Madame Nhu - Downfall

Downfall

See also: Arrest and assassination of Ngô Đình Diệm

On 2 November 1963, Diệm and Nhu, were assassinated in a coup d'état led by General Dương Văn Minh (Armed Forces Council) with the understanding that the United States would not intervene. At the time of the assassinations, Madame Nhu was in Beverly Hills, California, traveling with her 18-year-old daughter, Ngô Đình Lệ Thủy. Her other children were in Vietnam at the family retreat in Đà Lạt and she feared that they would meet the same fate as their father. The children were not harmed by the generals and were flown out of the country into exile in Rome, where they were placed in the custody of their uncle, Archbishop Thục. Madame Nhu later flew to Rome to join them.
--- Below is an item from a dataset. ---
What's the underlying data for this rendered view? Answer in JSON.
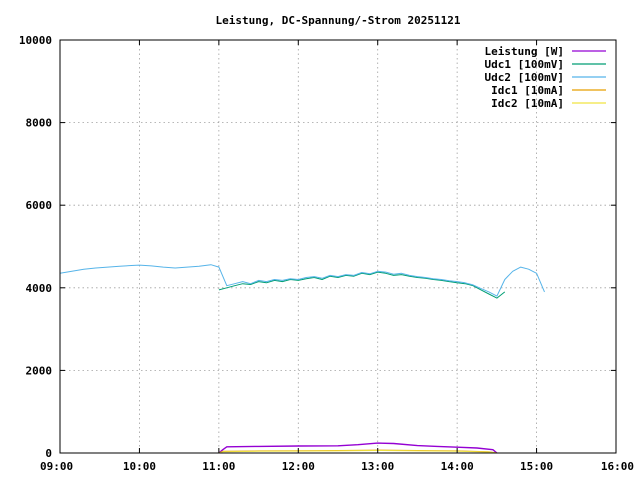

In response to the killings of Diệm and Nhu, she immediately accused the United States, saying "Whoever has the Americans as allies does not need enemies", and that "No coup can erupt without American incitement and backing". She went on to predict a bleak future for Vietnam and said that, by being involved in the coup, the troubles of the United States in Vietnam were just beginning. She called the deaths an "indelible stigma" against the Americans and said "My family has been treacherously killed with either official or unofficial blessing of the American government, I can predict to you now that the story is only at its beginning." She invoked biblical analogies, saying "Judas has sold the Christ for thirty pieces of silver. The Ngô brothers have been sold for a few dollars." When asked if she wanted asylum in the United States, she said, "I cannot stay in a country whose government stabbed me in the back. I believe all the devils in hell are against us."

In the aftermath of the coup, the statues of the Trưng Sisters that Madame Nhu had erected with her own facial features were demolished by jubilant anti-Diệm rioters. The Times of Vietnam office was also burned down, and the newspaper was never published again.